Sudáfrica: un buen ejemplo
para salir adelante
por Raúl Legnani*

El 28 de julio, durante una jornada de reflexión sobre el exilio que se realizó en el Palacio Legislativo, Eduardo Galeano dijo que el fútbol es "la única religión que no tiene ateos", expresando así su deseo de presenciar el partido de fútbol de esa jornada y dar por finalizada la reunión.

 

Todo indica que el escritor tenía razón, en tanto apareció una especie de nueva religiosidad en Uruguay con nuestro triunfo sobre la Selección de Ghana. El penal de Suárez resultó ser mérito de "la mano de Dios" y el triunfo "un milagro", fueron las palabras más repetidas en la tarde del viernes, después de que Abreu hiciera su locura (por favor no pasar más el video, que a lo mejor lo erra).

 

En cambio el maestro Tabárez se sintió en la obligación de dar su punto de vista, cuando dijo: "No creo en esas cosas". Se refería, críticamente, "a los que creen en el destino o en las cosas predeterminadas". Prefería explicarlo por el lado del trabajo.

 

Por encima de este debate filosófico, que no es el objetivo de estas líneas, lo cierto es que la tentación de poner los resultados futbolísticos en manos de fuerzas sobrenaturales, para lo único que sirve es para no aprender de la experiencia, sea positiva o negativa.

 

Lo cierto es que desde hace dos semanas se ha establecido una empatía entre los jugadores en Sudáfrica y el pueblo uruguayo, que casi no se conocía, particularmente para las generaciones más jóvenes.

 

Una empatía que se ha construido desde la lejanía, por un cuerpo técnico y un grupo de jugadores que han puesto lo más difícil de la condición humana: la sencillez, la responsabilidad y el compromiso con objetivos comunes.

 

Solo con esos pequeños gestos, más los sustanciales triunfos, la sociedad uruguaya se ha identificado, como nunca, con los éxitos deportivos, si no tomamos en cuenta los que ocurrieron hace mucho, pero muchos años.

 

Por encima de lo que pase ante Holanda habrá que estudiar con seriedad y profundidad, no solo este fenómeno cuasi mágico ­que no lo es­, sino las razones de por qué este equipo de jugadores ha llegado más lejos que otros.

 

Esto vale para el fútbol, pero también vale como experiencia a extraer y así aplicar en otras zonas de la sociedad.

 

Mujica lo captó

Este fenómeno el presidente José Mujica lo captó en toda su profundidad, cuando manifestó que los jugadores "Nos han demostrado en un gran escenario de lo que es capaz un equipo humano cuando tiene y construye colectivamente alma de equipo, sentido de pertenencia a una causa común".

 

"El éxito que han logrado estos muchachos es también un triunfo del método, del trabajo en equipo, de las horas entregadas precisamente al ajuste de una profesión que tiene sus aspectos profesionales y técnicos, y naturalmente tiene su pizca de arte", agregó.

 

"Es una invitación al Uruguay entero para el trabajo serio.
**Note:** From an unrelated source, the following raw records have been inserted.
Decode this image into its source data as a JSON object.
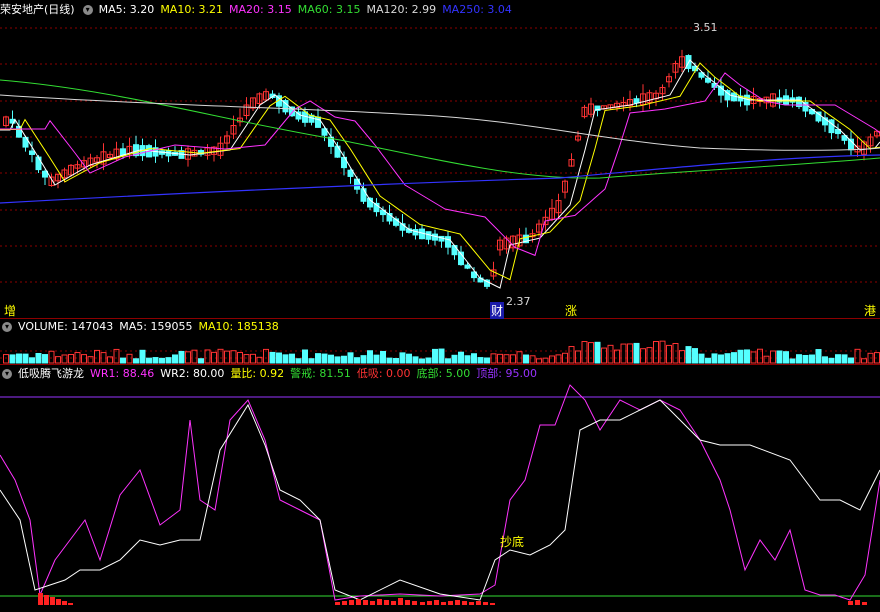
{
  "main_header": {
    "stock": "荣安地产(日线)",
    "items": [
      {
        "label": "MA5: 3.20",
        "color": "#ffffff"
      },
      {
        "label": "MA10: 3.21",
        "color": "#ffff00"
      },
      {
        "label": "MA20: 3.15",
        "color": "#ff33ff"
      },
      {
        "label": "MA60: 3.15",
        "color": "#33dd33"
      },
      {
        "label": "MA120: 2.99",
        "color": "#d8d8d8"
      },
      {
        "label": "MA250: 3.04",
        "color": "#3333ff"
      }
    ]
  },
  "volume_header": {
    "items": [
      {
        "label": "VOLUME: 147043",
        "color": "#ffffff"
      },
      {
        "label": "MA5: 159055",
        "color": "#ffffff"
      },
      {
        "label": "MA10: 185138",
        "color": "#ffff00"
      }
    ]
  },
  "indicator_header": {
    "name": "低吸腾飞游龙",
    "items": [
      {
        "label": "WR1: 88.46",
        "color": "#ff33ff"
      },
      {
        "label": "WR2: 80.00",
        "color": "#ffffff"
      },
      {
        "label": "量比: 0.92",
        "color": "#ffff00"
      },
      {
        "label": "警戒: 81.51",
        "color": "#33dd33"
      },
      {
        "label": "低吸: 0.00",
        "color": "#ff3333"
      },
      {
        "label": "底部: 5.00",
        "color": "#33dd33"
      },
      {
        "label": "顶部: 95.00",
        "color": "#9933ff"
      }
    ]
  },
  "annotations": {
    "high_price": "3.51",
    "low_price": "2.37",
    "chaodi": "抄底"
  },
  "markers": [
    {
      "label": "增",
      "color": "#ffff00"
    },
    {
      "label": "财",
      "color": "#ffffff",
      "bg": "#1a1aaa"
    },
    {
      "label": "涨",
      "color": "#ffff00"
    },
    {
      "label": "港",
      "color": "#ffff00"
    }
  ],
  "colors": {
    "up": "#ff3333",
    "down": "#54ffff",
    "grid": "#8c0000"
  }
}
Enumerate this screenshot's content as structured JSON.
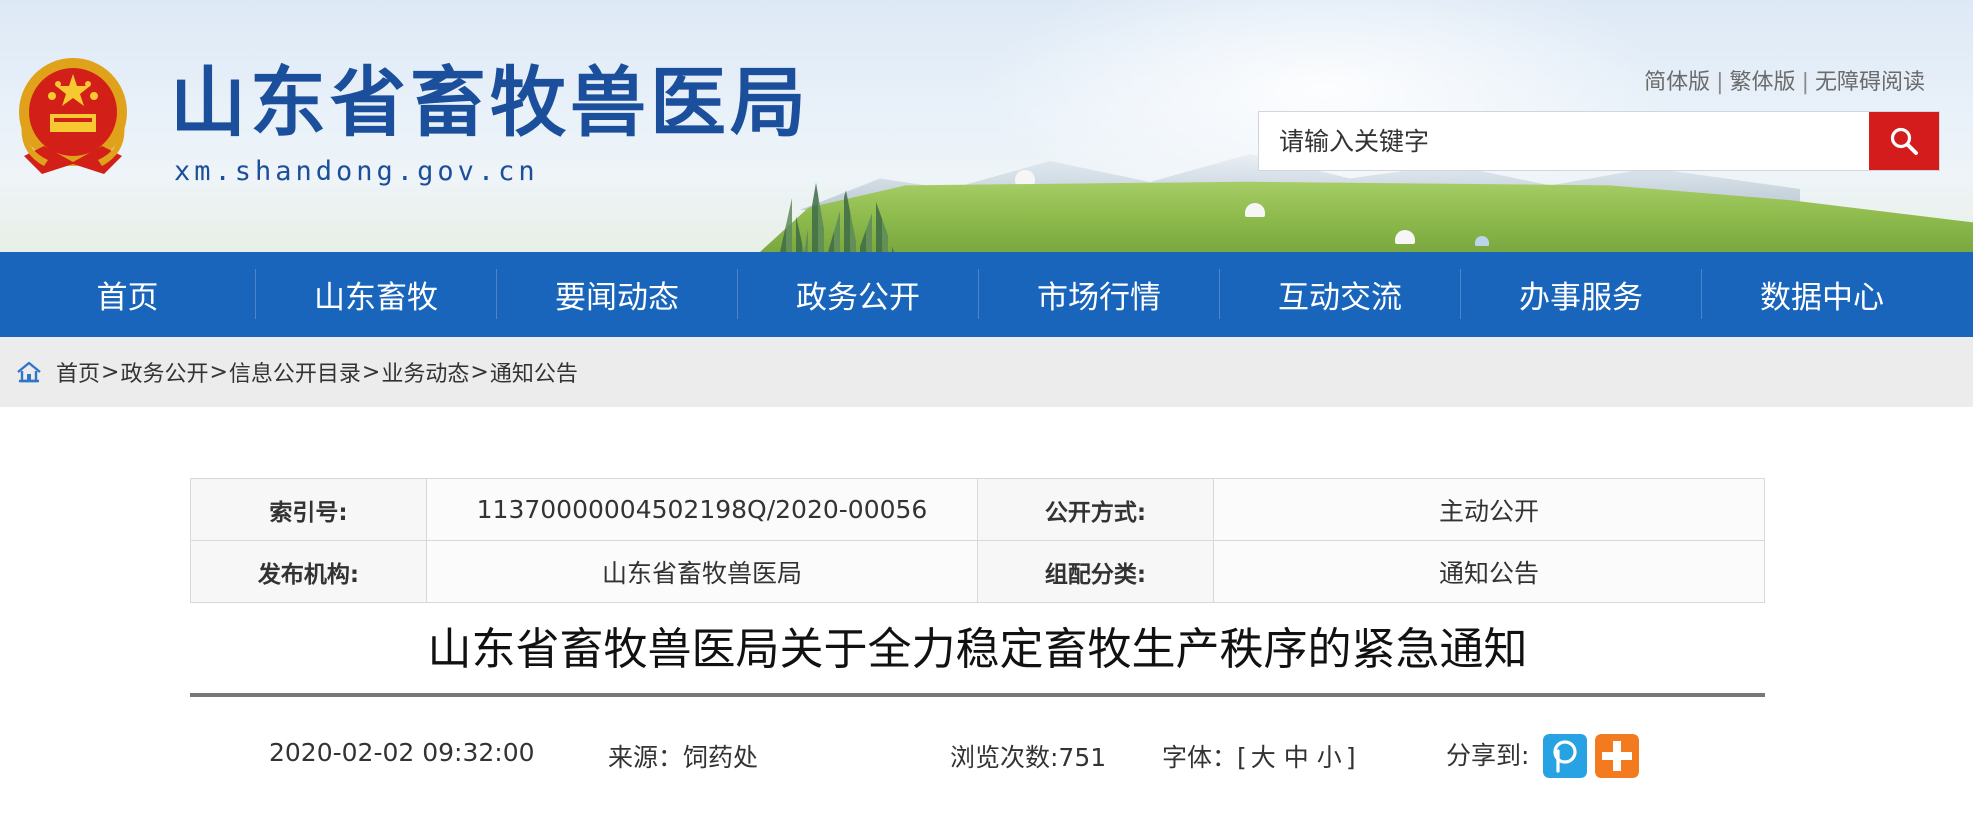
{
  "header": {
    "title": "山东省畜牧兽医局",
    "domain": "xm.shandong.gov.cn",
    "lang_links": [
      "简体版",
      "繁体版",
      "无障碍阅读"
    ],
    "search": {
      "placeholder": "请输入关键字",
      "value": ""
    },
    "emblem_icon": "national-emblem-icon",
    "search_icon": "search-icon",
    "search_button_color": "#d41c1c"
  },
  "nav": {
    "items": [
      "首页",
      "山东畜牧",
      "要闻动态",
      "政务公开",
      "市场行情",
      "互动交流",
      "办事服务",
      "数据中心"
    ],
    "background": "#1a65bc"
  },
  "breadcrumb": {
    "icon": "home-icon",
    "items": [
      "首页",
      "政务公开",
      "信息公开目录",
      "业务动态",
      "通知公告"
    ],
    "separator": ">"
  },
  "info_table": {
    "index_label": "索引号:",
    "index_value": "11370000004502198Q/2020-00056",
    "disclosure_label": "公开方式:",
    "disclosure_value": "主动公开",
    "issuer_label": "发布机构:",
    "issuer_value": "山东省畜牧兽医局",
    "category_label": "组配分类:",
    "category_value": "通知公告"
  },
  "article": {
    "title": "山东省畜牧兽医局关于全力稳定畜牧生产秩序的紧急通知",
    "date": "2020-02-02 09:32:00",
    "source": "来源：饲药处",
    "views": "浏览次数:751",
    "font_label": "字体：[",
    "font_sizes": [
      "大",
      "中",
      "小"
    ],
    "font_close": "]",
    "share_label": "分享到:",
    "share_icons": [
      "share-p-icon",
      "share-plus-icon"
    ]
  }
}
No sólo están jugando al fútbol, sino que la Selección, por su seriedad, nos ha dado una enorme lección de compromiso, de valentía y de entrega, y si bien todos sabemos que es un juego altamente profesional, también sabemos que cuando arranca un partido todas las emociones se alejan de los bolsillos y todos los compromisos de estos muchachos están allí", reafirmó el presidente.

 

La invitación

Con esas palabras el Presidente de la República nos está invitando a abrazar el "trabajo en serio" y de "lo que es capaz un equipo humano cuando tiene y construye colectivamente alma de equipo, sentido de pertenencia a una causa común".

 

Si con este mismo talante los uruguayos abrazamos la causa de la educación ­por solo poner un ejemplo­ podemos revertir la actual crisis de la enseñanza, que no por casualidad comenzó en la década del 50, junto a la crisis de la economía y del fútbol uruguayo.

 

Claro que superar los atrasos en la enseñanza, requieren de grandes estrategias y de compromisos de múltiples actores sociales y políticos. Pero ese grupo de uruguayos que luce la celeste en Sudáfrica, tiene mucho para decirle a los más gurises y a sus padres, así como a los docentes y a las autoridades educativas.

 

Un técnico italiano dijo una vez que el fútbol es lo más importante, de las cosas menos importantes. Razón tenía, pero en determinadas circunstancias puede ser un buen ejemplo para esas sociedades que, en algún momento, perdieron su autoestima ¿En casa como andamos?

 

* Este artículo fue escrito el pasado 4 de julio, antes del partido con Holanda. Cualquiera haya sido el resultado, mantiene su plena validez.